Common sense is slowly taking control of events. This has been due to a number of realizations. First, since asbestos is ubiquitous in the earth's crust, there is little man can do to control sources of exposure from naturally occurring sources. Secondly, studies have shown that airborne concentrations inside buildings containing asbestos products do not differ significantly from levels in air outside buildings. Moreover, these levels are very low (e.g. less than 0.001 f/cc). Therefore,if there are risks to the general population, they are very low (lifetime risks less than 1 in 100,000) and much smaller than the risks we face in everyday life (see Table 4). Thirdly, there is no epidemiological evidence demonstrating a general population risk from environmental asbestos. Indeed, quite the contrary. Several epidemiological studies show no evidence of higher asbestos-related disease amongst the general population of Québec chrysotile asbestos mining communities compared to other North American cities, despite exposure levels 200 - 500 times higher!

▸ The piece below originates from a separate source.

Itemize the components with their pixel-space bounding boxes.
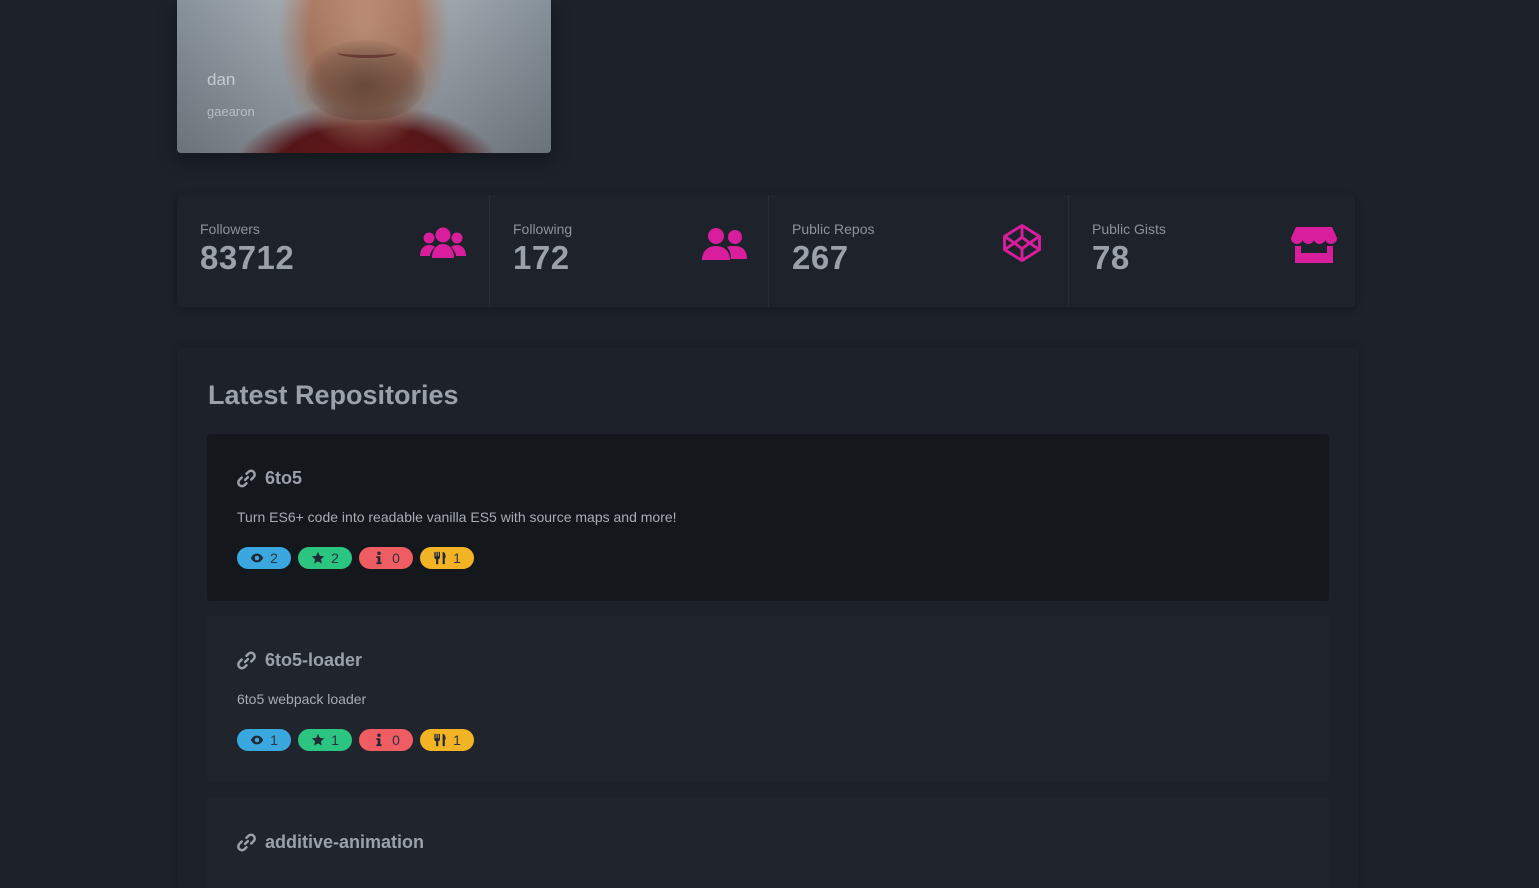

Environmental risks of asbestos have been studied by a number of major scientific bodies. For example, at the WHO Conference on Mineral Fibres in the Non-occupational Environment in Lyon in September 1987, it was concluded by a Group of Experts that for the general population, the risks of mesothelioma and lung cancer, attributable to asbestos, are probably undetectably low. The risk of asbestosis is virtually zero.

A meeting on the Environmental Reduction of Asbestos, convened by the WHO in Rome in 1988, concluded that high density products, such as asbestos-cement and friction materials, do not present unacceptable risks to the general population, although care is needed to contain airborne dust during installation and repair. The meeting also recommended that the use of friable insulation materials containing asbestos should be strongly discouraged on a worldwide basis.

Regarding asbestos-cement pipes in potable water distribution systems, the WHO has concluded that the concentrations of asbestos in drinking water resulting from the use of asbestos-cement pipes do not present a hazard to human health. Based on its ongoing evaluation of scientific findings in the field of drinking water quality, the WHO stated in the 1993 edition of its annual Guidelines for Drinking Water Quality, that "asbestos is a substance not of health significance at concentrations normally found in drinking water". The WHO found "no convincing evidence of the carcinogenicity of ingested asbestos in epidemiological studies of populations with drinking water supplies containing high concentrations of asbestos". An extensive review of animal studies which support the epidemiological data, led the WHO to conclude that "there was no need to establish a health-based guideline value for asbestos in drinking water".

The WHO conclusions are in line with a long list of agencies and scientific committees which have concluded that ingested asbestos is not a health hazard. In a 1991 news release, the U.S. EPA noted that "asbestos is not classified as carcinogen in the regulations because EPA has determined it is a carcinogen only when inhaled, not ingested". In 1989, the Canadian Government concluded in its Drinking Water Quality Guidelines that "there is no consistent, convincing evidence that ingested asbestos is hazardous. There is, therefore, no need to establish a maximum acceptable concentration for asbestos in drinking water".

These and other pronouncements by national and international water control agencies should remove any remaining doubts about asbestos in drinking water posing a health hazard.